オレが平気でいられたのは、『未来視』のお陰であり、これまでのクソみたいな経験のせいだろう。
巨大な悪鬼の濁った瞳が、不意と、オレ達を映した。
「グ、ギィ……!」
「……ッ!!」
それは獲物を見る目だった。だからオレはなりふり構わず魔力の弾丸を手のひらから撃ち放った。
羽虫が顔に突っ込んだかのような手応えである。無傷の悪鬼は首を傾げた。地面を抉る程度の威力はあるんだぞ。無傷とか嘘だろ。
ニヤリと、血肉を滴るイボだらけの醜悪な口元が歪む。
茫然自失と固まるルルア。もう一度魔力弾を放ったところで、どうにもならない現実が、そこにある。
「ギギィァァアアアァァッ!!」
邪鬼が一挙に飛び掛かった。その光景が酷くゆったりと映る。勇者となるはずのルルアの命が、こんな訳も分からぬところで終わる。
だから、『未来視』は嫌いなんだ。
本当に必要なことは教えてくれない。いつも最悪な未来ばかりをオレへ押し付けて、ガキらしく現に酔って好き勝手夢を描くことも許してくれない。
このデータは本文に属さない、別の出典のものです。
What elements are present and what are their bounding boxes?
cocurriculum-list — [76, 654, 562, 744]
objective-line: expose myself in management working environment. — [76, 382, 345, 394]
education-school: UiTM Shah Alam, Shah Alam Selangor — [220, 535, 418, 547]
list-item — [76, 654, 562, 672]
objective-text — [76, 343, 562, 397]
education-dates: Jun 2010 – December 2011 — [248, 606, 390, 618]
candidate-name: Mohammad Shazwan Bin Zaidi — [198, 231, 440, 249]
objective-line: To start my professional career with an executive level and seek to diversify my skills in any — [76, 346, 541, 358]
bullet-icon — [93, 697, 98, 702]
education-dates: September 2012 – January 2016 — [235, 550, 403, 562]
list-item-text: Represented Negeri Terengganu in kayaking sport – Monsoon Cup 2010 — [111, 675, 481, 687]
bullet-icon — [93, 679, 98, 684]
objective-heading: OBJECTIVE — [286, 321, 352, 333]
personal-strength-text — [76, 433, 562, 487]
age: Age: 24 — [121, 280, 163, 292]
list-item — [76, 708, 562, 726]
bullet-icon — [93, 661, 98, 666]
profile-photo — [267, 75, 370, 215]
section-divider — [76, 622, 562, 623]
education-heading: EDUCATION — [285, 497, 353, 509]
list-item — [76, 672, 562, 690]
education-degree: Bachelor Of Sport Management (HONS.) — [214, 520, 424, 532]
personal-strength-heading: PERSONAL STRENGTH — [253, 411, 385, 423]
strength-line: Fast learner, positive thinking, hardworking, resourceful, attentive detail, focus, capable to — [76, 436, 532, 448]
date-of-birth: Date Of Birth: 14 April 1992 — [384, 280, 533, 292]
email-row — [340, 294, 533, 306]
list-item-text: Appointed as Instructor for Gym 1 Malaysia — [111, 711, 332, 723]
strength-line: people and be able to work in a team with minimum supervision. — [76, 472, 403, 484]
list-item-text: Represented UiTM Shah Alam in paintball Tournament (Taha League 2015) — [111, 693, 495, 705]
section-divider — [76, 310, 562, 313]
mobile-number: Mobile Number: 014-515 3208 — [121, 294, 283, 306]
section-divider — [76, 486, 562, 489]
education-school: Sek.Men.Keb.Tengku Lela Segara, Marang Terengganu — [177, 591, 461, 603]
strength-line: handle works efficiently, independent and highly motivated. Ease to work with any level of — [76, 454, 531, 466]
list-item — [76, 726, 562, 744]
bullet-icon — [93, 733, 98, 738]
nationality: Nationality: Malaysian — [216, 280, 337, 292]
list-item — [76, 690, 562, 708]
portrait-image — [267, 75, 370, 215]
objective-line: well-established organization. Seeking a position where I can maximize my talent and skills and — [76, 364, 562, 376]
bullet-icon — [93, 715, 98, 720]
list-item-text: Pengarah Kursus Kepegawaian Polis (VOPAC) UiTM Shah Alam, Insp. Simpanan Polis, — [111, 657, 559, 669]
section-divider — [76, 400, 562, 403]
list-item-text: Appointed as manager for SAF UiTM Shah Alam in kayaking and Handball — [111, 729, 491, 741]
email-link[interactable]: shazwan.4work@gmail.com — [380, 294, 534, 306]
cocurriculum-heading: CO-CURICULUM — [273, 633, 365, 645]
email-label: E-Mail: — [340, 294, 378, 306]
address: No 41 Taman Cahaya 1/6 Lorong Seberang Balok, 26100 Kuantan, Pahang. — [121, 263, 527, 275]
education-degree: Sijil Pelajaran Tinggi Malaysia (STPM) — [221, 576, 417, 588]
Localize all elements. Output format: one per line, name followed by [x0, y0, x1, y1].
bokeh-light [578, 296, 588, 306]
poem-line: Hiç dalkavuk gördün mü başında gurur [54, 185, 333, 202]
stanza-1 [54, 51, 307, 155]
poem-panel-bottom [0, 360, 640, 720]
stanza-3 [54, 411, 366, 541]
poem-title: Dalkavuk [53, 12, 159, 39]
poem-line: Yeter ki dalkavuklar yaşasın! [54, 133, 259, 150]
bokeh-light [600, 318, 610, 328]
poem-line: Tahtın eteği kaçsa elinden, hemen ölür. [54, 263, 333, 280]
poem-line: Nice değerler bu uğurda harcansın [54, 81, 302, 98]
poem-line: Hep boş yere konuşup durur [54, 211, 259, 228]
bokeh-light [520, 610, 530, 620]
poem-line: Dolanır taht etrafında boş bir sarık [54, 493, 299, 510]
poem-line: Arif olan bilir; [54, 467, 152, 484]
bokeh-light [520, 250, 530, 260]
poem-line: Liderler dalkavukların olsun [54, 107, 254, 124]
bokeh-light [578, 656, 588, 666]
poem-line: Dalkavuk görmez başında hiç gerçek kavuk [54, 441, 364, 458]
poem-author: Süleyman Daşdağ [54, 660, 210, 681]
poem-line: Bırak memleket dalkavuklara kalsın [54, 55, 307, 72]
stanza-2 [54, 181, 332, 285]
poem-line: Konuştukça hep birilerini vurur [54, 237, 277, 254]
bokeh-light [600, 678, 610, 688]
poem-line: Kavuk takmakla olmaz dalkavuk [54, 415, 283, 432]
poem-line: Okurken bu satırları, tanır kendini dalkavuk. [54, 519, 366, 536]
その癖、クソッたれな未来に抗う為にオレが必死に藻掻いても、世界はオレを嘲笑うかのように、唐突に絶望の未来を告げてくる。本当に、クソな能力だった。
それでも──ルルアを、殺させるわけにはいかない。
コイツは特別だから。世界にとっても、オレにとっても。
ふと心の底から沸き立つ純粋な想い。あの日、やせ細ったオレに手を差し伸べてくれた青い悪魔の光景。
それらが、考えもなしに邪鬼へ放とうとしていた魔力弾の在り方を──捻じ曲げる。オレは反射的に照準を変えて、すぐ足元へと撃ち放つ。
「ルルア!!」
無為な攻撃のためではない。それは、命を繋ぐ一瞬の回避行動だ。
魔力弾を撃ち放った反動によりオレは後方へと吹き飛んで、ルルアの手を掴みながら邪鬼から距離を取る。
森の出口はまだ遠い。せめて村の人に助けを求められるようにと、俺はルルアを後ろへ吹っ飛ばす。
あとはオレが食事となって、邪鬼を満足させればいい。稼いだ一瞬の隙に逃げ出してくれよな。
オレは覚悟を決めて正面を見据え、もう残り少なくなった魔力を体内に練る。
飛び掛かる邪鬼を迎え撃つ。
「──良い判断だ。流石は私が見込んだ少年だな、シアンくん」
中性的な笑声が森を響いたと思ったら、ひゅんと、眩い煌めきが邪鬼の首元を斬った。